For one thing, online sales are pretty much the only division of GameStop that is doing well. Going back to its financials, e-commerce sales grew 175% year-over-year from October to December 2020, and 191% for the full year, accounting for 30% of total net sales of the company. 30% may not seem like an overwhelming percentage, especially given the likelihood that that number has been increased by the pandemic, but it’s a pretty significant amount for a business that has historically been known to be primarily a physical business.
It should also be pointed out that GameStop is still talking about closing more stores. According to the latest tally, it has closed more than 1,000 stores globally in the past two years, or 12% of its total stores worldwide, including all of its Nordic businesses, and GameStop says it lobbied to move these lost sales online. Although no one during the call for results gave details of any future closures to come, it was indicated that GameStop was considering future closures in its European operations.
But the closest thing to a clue to GameStop’s future direction came from a jargon-filled quote from CEO George Sherman on the call:
“Overall, we are satisfied with the work we have done to meet our goals and stabilize and strengthen our business activities. This work will continue, especially as we explore options for our European operations, which may include further store closures, exiting non-profitable businesses, or investing in e-commerce capabilities. As we move forward, we strive to transform ourselves into a tech-obsessed company. the customer that gamers delight. We are working to create a differentiated customer experience that allows us to access new customers and engage more with old ones and reactivate old ones. “
That’s a lot of PR talk, sure, but what he’s basically saying is he’s happy with the way the cost cutting has gone so far (which, again, , required the closure of over 1,000 stores and the layoff of all of those employees) and intends to do more in the future, while investing in e-commerce infrastructure and technology. GameStop, he says, wants to see itself as a larger tech company that’s specifically about gamers – something he points out a bit later by mentioning that GameStop also wants to start selling more gaming-side products, like monitors. , televisions and mobile game items. He also reaffirmed the importance of investing in technology, as well as the need for GameStop to improve its distribution network – that is, how it gets the games people buy from them – and to reduce its distribution. dependency on console cycles.
Many people were clearly hoping for more concrete and exciting news from GameStop’s conference call, and many were clearly disappointed given that GameStop stock has plunged into after-hours trading (it’s still at $ 181.75 a share). at the time of this writing, however, so not entirely meaningful a dip).
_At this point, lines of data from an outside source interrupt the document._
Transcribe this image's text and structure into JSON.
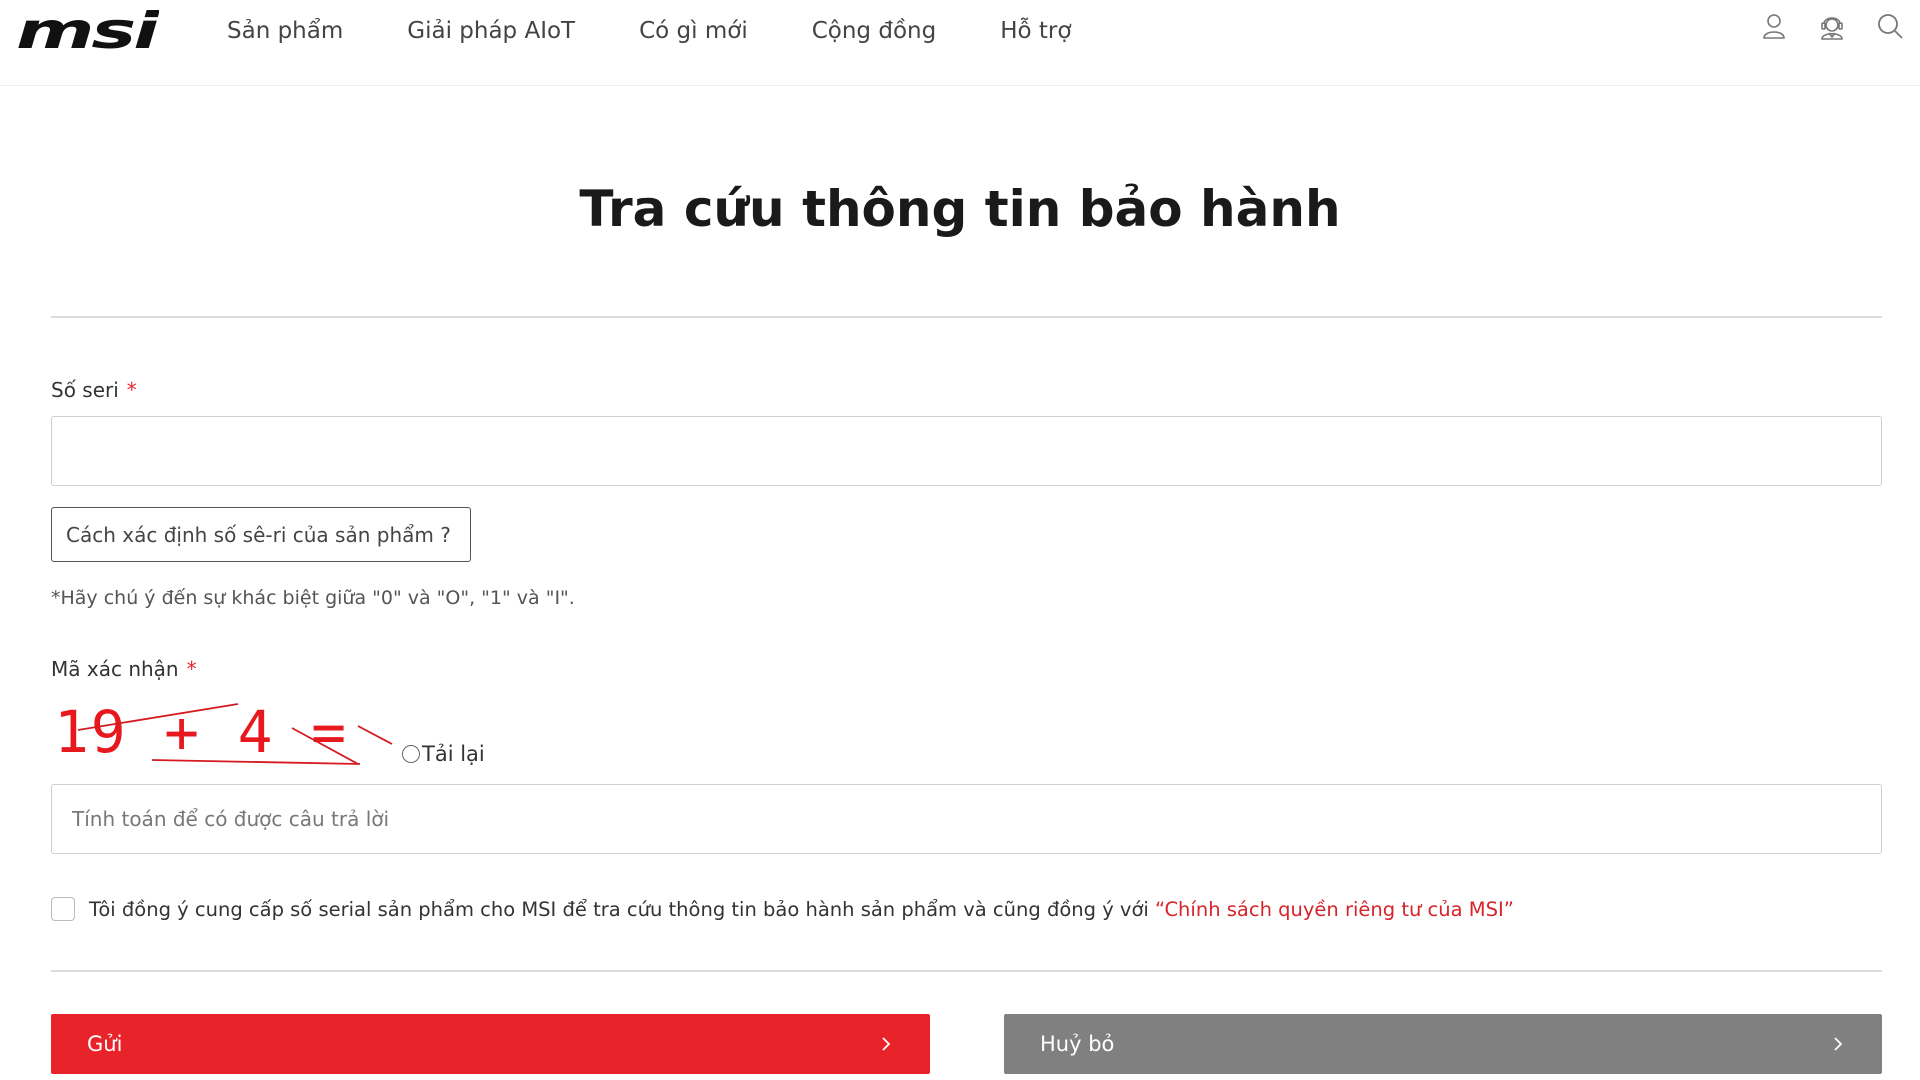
{
  "header": {
    "logo_text": "msi",
    "nav": [
      "Sản phẩm",
      "Giải pháp AIoT",
      "Có gì mới",
      "Cộng đồng",
      "Hỗ trợ"
    ],
    "icons": [
      "user-icon",
      "support-agent-icon",
      "search-icon"
    ]
  },
  "page": {
    "title": "Tra cứu thông tin bảo hành"
  },
  "form": {
    "serial": {
      "label": "Số seri",
      "required_mark": "*",
      "value": ""
    },
    "serial_help_button": "Cách xác định số sê-ri của sản phẩm ?",
    "note": "*Hãy chú ý đến sự khác biệt giữa \"0\" và \"O\", \"1\" và \"I\".",
    "captcha": {
      "label": "Mã xác nhận",
      "required_mark": "*",
      "expression": "19 + 4 =",
      "reload_label": "Tải lại",
      "placeholder": "Tính toán để có được câu trả lời",
      "value": ""
    },
    "consent": {
      "checked": false,
      "text": "Tôi đồng ý cung cấp số serial sản phẩm cho MSI để tra cứu thông tin bảo hành sản phẩm và cũng đồng ý với ",
      "link_text": "“Chính sách quyền riêng tư của MSI”"
    },
    "submit_label": "Gửi",
    "cancel_label": "Huỷ bỏ"
  },
  "colors": {
    "accent": "#e8232a",
    "cancel_gray": "#808080",
    "link_red": "#d6242a"
  }
}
Ultimately, GameStop’s message is the same as it’s been over a year or so: Dramatic changes are clearly happening behind the scenes, and a critical pivot to something ecommerce-related is in the works. Both will be needed to save the business in the long run.
But for now, GameStop is sticking to its ongoing endurance test, supported by a renewed wave of confidence from new executives, activist shareholders and many people perhaps more interested in its stock. commercial than by the action on its shelves.